Sudán del Sur es un país rico que se muere de hambre. Su riqueza es invisible, está en el subsuelo donde hay grandes yacimientos de petróleo y minerales que no les sirven de nada porque ellos no los pueden explotar. El Nilo, el gran río de África, lo atraviesa de sur a norte, pero las aguas pasan de largo sin que nadie las aproveche para la agricultura.
La pobreza del país más joven del mundo se percibe nada más poner el pie en Juba, la capital. Casi el 90% de los sursudaneses vive de la ayuda internacional. Comen gracias a que las ONG’s y los organismos internacionales les facilitan comida. En un país de casi nueve millones de habitantes, el Programa Mundial de Alimentos de Naciones Unidas (PMA) calcula que 4,7 millones de personas pasan hambre.
En Sudán del Sur el problema no es la sequía, es uno de los países más lluviosos del África subsahariana, la falta de alimentos lo provoca el interminable conflicto, a pesar de cumplir 5 años desde la independencia, eso comporta el abandono de tierras, unas estructuras agrarias tradicionales y poco productivas y el elevado coste del transporte de los productos básicos.
En febrero de 2011 encontré en Juba a Regina. Esperaba desde hacía días un autobús que la trasladara hasta Tori, el pueblo del que se marchó hace más de 20 años huyendo de una de esas guerras que desangran al continente africano. Se fue a Jartum, la capital de Sudán del Norte, y de allí vuelve con la esperanza de reencontrarse con su familia y sus recuerdos.

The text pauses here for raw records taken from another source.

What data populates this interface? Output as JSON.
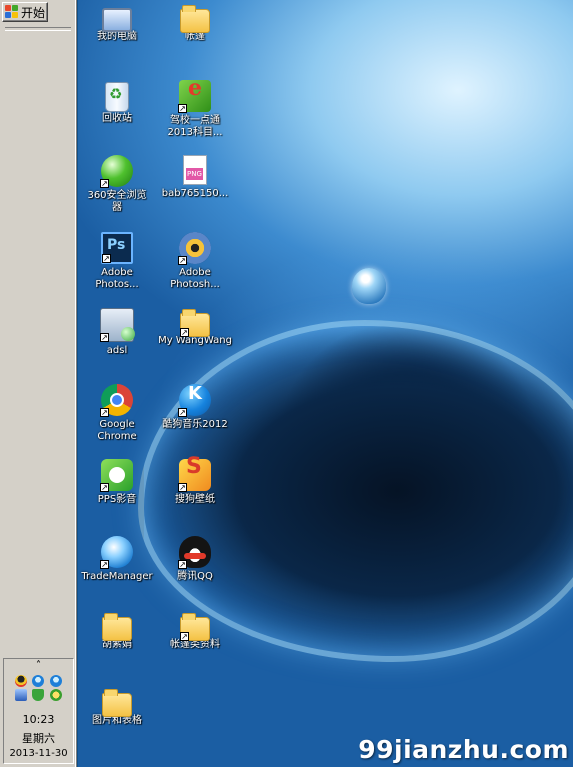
{
  "taskbar": {
    "start_label": "开始",
    "tray": {
      "chevron": "˄",
      "icons": [
        "qq-icon",
        "wangwang-icon",
        "network-icon",
        "security-shield-icon",
        "update-icon"
      ],
      "time": "10:23",
      "weekday": "星期六",
      "date": "2013-11-30"
    }
  },
  "desktop": {
    "icons": [
      {
        "label": "我的电脑",
        "icon": "computer-icon",
        "shortcut": false
      },
      {
        "label": "帐篷",
        "icon": "folder-icon",
        "shortcut": false
      },
      {
        "label": "回收站",
        "icon": "recycle-bin-icon",
        "shortcut": false
      },
      {
        "label": "驾校一点通\n2013科目...",
        "icon": "driving-school-icon",
        "shortcut": true
      },
      {
        "label": "360安全浏览\n器",
        "icon": "360-browser-icon",
        "shortcut": true
      },
      {
        "label": "bab765150...",
        "icon": "png-file-icon",
        "shortcut": false
      },
      {
        "label": "Adobe\nPhotos...",
        "icon": "photoshop-icon",
        "shortcut": true
      },
      {
        "label": "Adobe\nPhotosh...",
        "icon": "photoshop-cd-icon",
        "shortcut": true
      },
      {
        "label": "adsl",
        "icon": "network-connection-icon",
        "shortcut": true
      },
      {
        "label": "My WangWang",
        "icon": "folder-icon",
        "shortcut": true
      },
      {
        "label": "Google\nChrome",
        "icon": "chrome-icon",
        "shortcut": true
      },
      {
        "label": "酷狗音乐2012",
        "icon": "kugou-icon",
        "shortcut": true
      },
      {
        "label": "PPS影音",
        "icon": "pps-icon",
        "shortcut": true
      },
      {
        "label": "搜狗壁纸",
        "icon": "sogou-wallpaper-icon",
        "shortcut": true
      },
      {
        "label": "TradeManager",
        "icon": "trademanager-icon",
        "shortcut": true
      },
      {
        "label": "腾讯QQ",
        "icon": "qq-icon",
        "shortcut": true
      },
      {
        "label": "胡紫娟",
        "icon": "folder-icon",
        "shortcut": false
      },
      {
        "label": "帐篷类资料",
        "icon": "folder-icon",
        "shortcut": true
      },
      {
        "label": "图片和表格",
        "icon": "folder-icon",
        "shortcut": false
      }
    ]
  },
  "watermark": "99jianzhu.com"
}
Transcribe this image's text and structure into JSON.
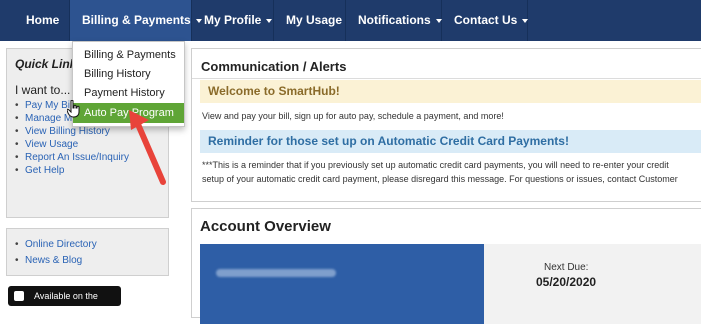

Nos explicaba que estaba contenta de que por fin la guerra entre los dos países hubiera terminado. Salió siendo niña pero a su vuelta no estaba sola, viajaba con sus hijos para que conocieran a sus abuelos.
Como ella más de 200.000 personas regresaron a su país provocando uno de los movimientos migratorios más importantes de los últimos años en África. Como todos los retornos de desplazados ese tampoco es fácil. Muchos habían vivido durante largos años en la ciudad de Jartum y todos sabían que iba a ser muy complicado que se reintegraran en una aldea que no tenía ningún tipo de servicios básicos.
El 7 de julio de 2011 Sudán del Sur, nacía como nuevo país. La plaza John Garang, una gran explanada en honor al padre de la independencia, estaba repleta de gente. Los equipos internacionales de desminado la habían limpiado pocos días antes.
El último país en ingresar en la comunidad internacional ocupa una extensión comparable a la península Ibérica. Tiene grandes zonas de tierra cultivable, muchas de ellas cerca del Nilo Blanco, abandonadas porque están plagadas de minas, y es imposible plantar en ellas, o porque los agricultores tuvieron que huir a lugares más seguros. Los jóvenes que regresaron habían perdido la relación directa con el campo y no sabían cultivar.
El gobierno de Sudán del Sur tendría que repartir tierras, ofrecer alternativas laborales a los jóvenes y facilitar aperos de labranza a los recién llegados. «La agricultura necesita paz», nos decía un responsable de la Agencia de la ONU para la Alimentación (FAO), «porque las secuelas de la guerra siguen a pesar de los armisticios y los acuerdos internacionales».
No es una tarea fácil, a pesar de los acuerdos de paz, la guerra con el norte se ha intensificado desde que comenzó el año. Jartum utiliza el hambre del sur para mantener su poder sobre Juba dificultando la llegada de ayuda humanitaria a la zona fronteriza, la más necesitada, con la excusa de que los únicos que la reciben son los rebeldes. A principios de 2013 la guerra por el poder entre los miembros del nuevo gobierno, acabó con las pocas esperanzas de que no acabara siendo un país fallido, como otros tantos en África.
Sudán del Sur es el paradigma de las contradicciones de la sociedad actual. Un país rico con un subsuelo en el que están los minerales más codiciados por la industria moderna, las tierras raras, fundamentales para construir teléfonos móviles, ordenadores o pantallas de televisores y unos ciudadanos que no saben ni pueden aprovechar esa riqueza codiciada por todos.